According to a recent report on Global Youth Entrepreneurship by the Global Entrepreneurship Monitor (GEM) and Youth Business International (YBI), three quarters of the youth in MENA believes that starting a business is a good career choice.
However, less than a third of youth is involved in start-ups. If we look at the key constraints to youth entrepreneurship in MENA, what emerges is a mix of business environment and ‘social’ obstacles. Access to credit is the single largest constraint across the region, as shown by the World Bank’s Doing Business. Another key element is the fear of failure that prevents 35% of youth in the region from starting a business, signaling a risk-averse business culture. Personal/family networks partially overcome poor business climates. Almost 70% of youth firms rely on personal, family, or friends’ funding to start a business. Micro-credit and angel investors targeting youth businesses can help overcome this issue, as recent articles by the World Bank show. The importance of personal networks comes also in the operational activity of the firm, with 80% of new business run by youth having friends or family as their customers.

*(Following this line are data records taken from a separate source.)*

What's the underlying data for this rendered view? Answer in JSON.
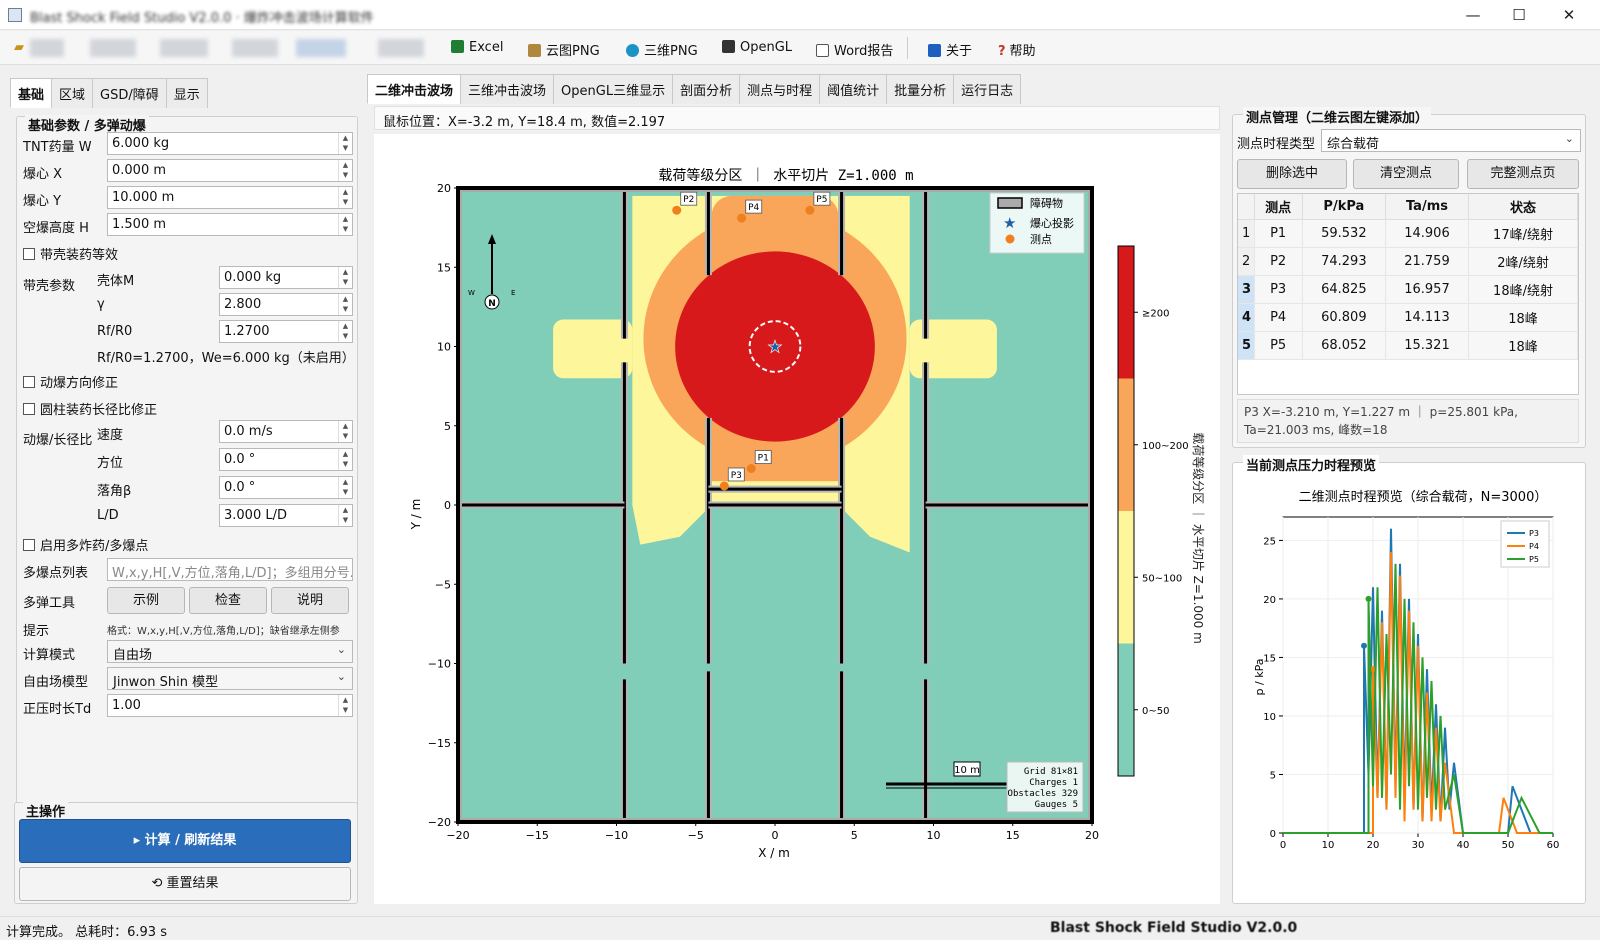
{
  "window": {
    "title": "Blast Shock Field Studio V2.0.0 · 爆炸冲击波场计算软件",
    "min": "—",
    "max": "☐",
    "close": "✕"
  },
  "menubar": [
    {
      "label": "Excel",
      "icon": "excel-icon",
      "color": "#1e7e34"
    },
    {
      "label": "云图PNG",
      "icon": "image-icon",
      "color": "#8a6d3b"
    },
    {
      "label": "三维PNG",
      "icon": "globe-icon",
      "color": "#1a94c4"
    },
    {
      "label": "OpenGL",
      "icon": "opengl-icon",
      "color": "#333333"
    },
    {
      "label": "Word报告",
      "icon": "document-icon",
      "color": "#555555"
    },
    {
      "label": "关于",
      "icon": "info-icon",
      "color": "#1f5fbf"
    },
    {
      "label": "帮助",
      "icon": "help-icon",
      "color": "#c0392b"
    }
  ],
  "left": {
    "tabs": [
      "基础",
      "区域",
      "GSD/障碍",
      "显示"
    ],
    "group_title": "基础参数 / 多弹动爆",
    "tnt": {
      "label": "TNT药量 W",
      "value": "6.000 kg"
    },
    "cx": {
      "label": "爆心 X",
      "value": "0.000 m"
    },
    "cy": {
      "label": "爆心 Y",
      "value": "10.000 m"
    },
    "h": {
      "label": "空爆高度 H",
      "value": "1.500 m"
    },
    "shell_check": "带壳装药等效",
    "shell_label": "带壳参数",
    "shell_mass": {
      "label": "壳体M",
      "value": "0.000 kg"
    },
    "gamma": {
      "label": "γ",
      "value": "2.800"
    },
    "rf": {
      "label": "Rf/R0",
      "value": "1.2700"
    },
    "rf_note": "Rf/R0=1.2700，We=6.000 kg（未启用）",
    "dyn_check": "动爆方向修正",
    "cyl_check": "圆柱装药长径比修正",
    "dyn_label": "动爆/长径比",
    "speed": {
      "label": "速度",
      "value": "0.0 m/s"
    },
    "azimuth": {
      "label": "方位",
      "value": "0.0 °"
    },
    "fall": {
      "label": "落角β",
      "value": "0.0 °"
    },
    "ld": {
      "label": "L/D",
      "value": "3.000 L/D"
    },
    "multi_check": "启用多炸药/多爆点",
    "multi_list": {
      "label": "多爆点列表",
      "placeholder": "W,x,y,H[,V,方位,落角,L/D]；多组用分号..."
    },
    "tools": {
      "label": "多弹工具",
      "buttons": [
        "示例",
        "检查",
        "说明"
      ]
    },
    "hint": {
      "label": "提示",
      "text": "格式：W,x,y,H[,V,方位,落角,L/D]；缺省继承左侧参"
    },
    "mode": {
      "label": "计算模式",
      "value": "自由场"
    },
    "model": {
      "label": "自由场模型",
      "value": "Jinwon Shin 模型"
    },
    "td": {
      "label": "正压时长Td",
      "value": "1.00"
    },
    "main_title": "主操作",
    "compute": "▸  计算 / 刷新结果",
    "reset": "重置结果"
  },
  "center": {
    "tabs": [
      "二维冲击波场",
      "三维冲击波场",
      "OpenGL三维显示",
      "剖面分析",
      "测点与时程",
      "阈值统计",
      "批量分析",
      "运行日志"
    ],
    "mouse": "鼠标位置：X=-3.2 m, Y=18.4 m, 数值=2.197"
  },
  "heatmap": {
    "type": "heatmap",
    "title": "载荷等级分区  ｜  水平切片 Z=1.000 m",
    "xlabel": "X / m",
    "ylabel": "Y / m",
    "xlim": [
      -20,
      20
    ],
    "ylim": [
      -20,
      20
    ],
    "xticks": [
      "−20",
      "−15",
      "−10",
      "−5",
      "0",
      "5",
      "10",
      "15",
      "20"
    ],
    "yticks": [
      "20",
      "15",
      "10",
      "5",
      "0",
      "−5",
      "−10",
      "−15",
      "−20"
    ],
    "colorbar": [
      "≥200",
      "100~200",
      "50~100",
      "0~50"
    ],
    "colorbar_title": "载荷等级分区  ｜  水平切片 Z=1.000 m",
    "colors": {
      "c200": "#d7191c",
      "c100": "#f9a65a",
      "c50": "#fdf69b",
      "c0": "#80cdb8"
    },
    "charge": {
      "x": 0,
      "y": 10
    },
    "legend": [
      "障碍物",
      "爆心投影",
      "测点"
    ],
    "north": {
      "n": "N",
      "w": "W",
      "e": "E"
    },
    "scalebar": "10 m",
    "info": [
      "Grid 81×81",
      "Charges 1",
      "Obstacles 329",
      "Gauges 5"
    ],
    "gauges": [
      {
        "name": "P1",
        "x": -1.5,
        "y": 2.3
      },
      {
        "name": "P2",
        "x": -6.2,
        "y": 18.6
      },
      {
        "name": "P3",
        "x": -3.2,
        "y": 1.2
      },
      {
        "name": "P4",
        "x": -2.1,
        "y": 18.1
      },
      {
        "name": "P5",
        "x": 2.2,
        "y": 18.6
      }
    ]
  },
  "right": {
    "title": "测点管理（二维云图左键添加）",
    "type": {
      "label": "测点时程类型",
      "value": "综合载荷"
    },
    "buttons": [
      "删除选中",
      "清空测点",
      "完整测点页"
    ],
    "columns": [
      "测点",
      "P/kPa",
      "Ta/ms",
      "状态"
    ],
    "rows": [
      {
        "n": "1",
        "name": "P1",
        "p": "59.532",
        "ta": "14.906",
        "status": "17峰/绕射"
      },
      {
        "n": "2",
        "name": "P2",
        "p": "74.293",
        "ta": "21.759",
        "status": "2峰/绕射"
      },
      {
        "n": "3",
        "name": "P3",
        "p": "64.825",
        "ta": "16.957",
        "status": "18峰/绕射"
      },
      {
        "n": "4",
        "name": "P4",
        "p": "60.809",
        "ta": "14.113",
        "status": "18峰"
      },
      {
        "n": "5",
        "name": "P5",
        "p": "68.052",
        "ta": "15.321",
        "status": "18峰"
      }
    ],
    "info1": "P3  X=-3.210 m, Y=1.227 m ｜ p=25.801 kPa,",
    "info2": "Ta=21.003 ms, 峰数=18",
    "preview_title": "当前测点压力时程预览"
  },
  "chart_data": {
    "type": "line",
    "title": "二维测点时程预览（综合载荷，N=3000）",
    "xlabel": "",
    "ylabel": "p / kPa",
    "xlim": [
      0,
      60
    ],
    "ylim": [
      0,
      27
    ],
    "xticks": [
      "0",
      "10",
      "20",
      "30",
      "40",
      "50",
      "60"
    ],
    "yticks": [
      "0",
      "5",
      "10",
      "15",
      "20",
      "25"
    ],
    "series": [
      {
        "name": "P3",
        "color": "#1f77b4",
        "x": [
          0,
          18,
          18,
          19,
          20,
          21,
          22,
          23,
          24,
          25,
          26,
          27,
          28,
          29,
          30,
          31,
          32,
          33,
          34,
          35,
          36,
          37,
          38,
          40,
          42,
          50,
          51,
          55,
          60
        ],
        "y": [
          0,
          0,
          16,
          5,
          21,
          3,
          19,
          2,
          26,
          4,
          23,
          3,
          20,
          2,
          17,
          1,
          14,
          2,
          11,
          1,
          9,
          2,
          6,
          0,
          0,
          0,
          4,
          0,
          0
        ]
      },
      {
        "name": "P4",
        "color": "#ff7f0e",
        "x": [
          0,
          20,
          20,
          21,
          22,
          23,
          24,
          25,
          26,
          27,
          28,
          29,
          30,
          31,
          32,
          33,
          34,
          35,
          36,
          38,
          40,
          48,
          49,
          52,
          60
        ],
        "y": [
          0,
          0,
          14,
          3,
          18,
          2,
          24,
          3,
          22,
          1,
          19,
          2,
          16,
          1,
          12,
          1,
          9,
          1,
          6,
          0,
          0,
          0,
          3,
          0,
          0
        ]
      },
      {
        "name": "P5",
        "color": "#2ca02c",
        "x": [
          0,
          19,
          19,
          20,
          21,
          22,
          23,
          24,
          25,
          26,
          27,
          28,
          29,
          30,
          31,
          32,
          33,
          34,
          35,
          36,
          38,
          40,
          50,
          53,
          57,
          60
        ],
        "y": [
          0,
          0,
          20,
          4,
          21,
          3,
          17,
          5,
          23,
          2,
          20,
          4,
          18,
          2,
          15,
          3,
          13,
          2,
          10,
          2,
          5,
          0,
          0,
          3,
          0,
          0
        ]
      }
    ]
  },
  "status": {
    "left": "计算完成。 总耗时：6.93 s",
    "right": "Blast Shock Field Studio V2.0.0"
  }
}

Another aspect that I would like to emphasize is the lack of adequate skills and innovation by youth business in MENA. Thirty percent of youth in the region believes that they have the skills and knowledge required to start a business. Less than a fifth of youth firms indicate that they offer new products in new markets.
MENA youth businesses perform the worst when compared to their peers in other regions. The decision to start a business is in over 40% of the cases influenced by parental models rather than business-related role models. This makes productivity performance and survival rates particularly low.
Therefore, business development services and vocational training targeted to youth is desperately needed in the MENA region.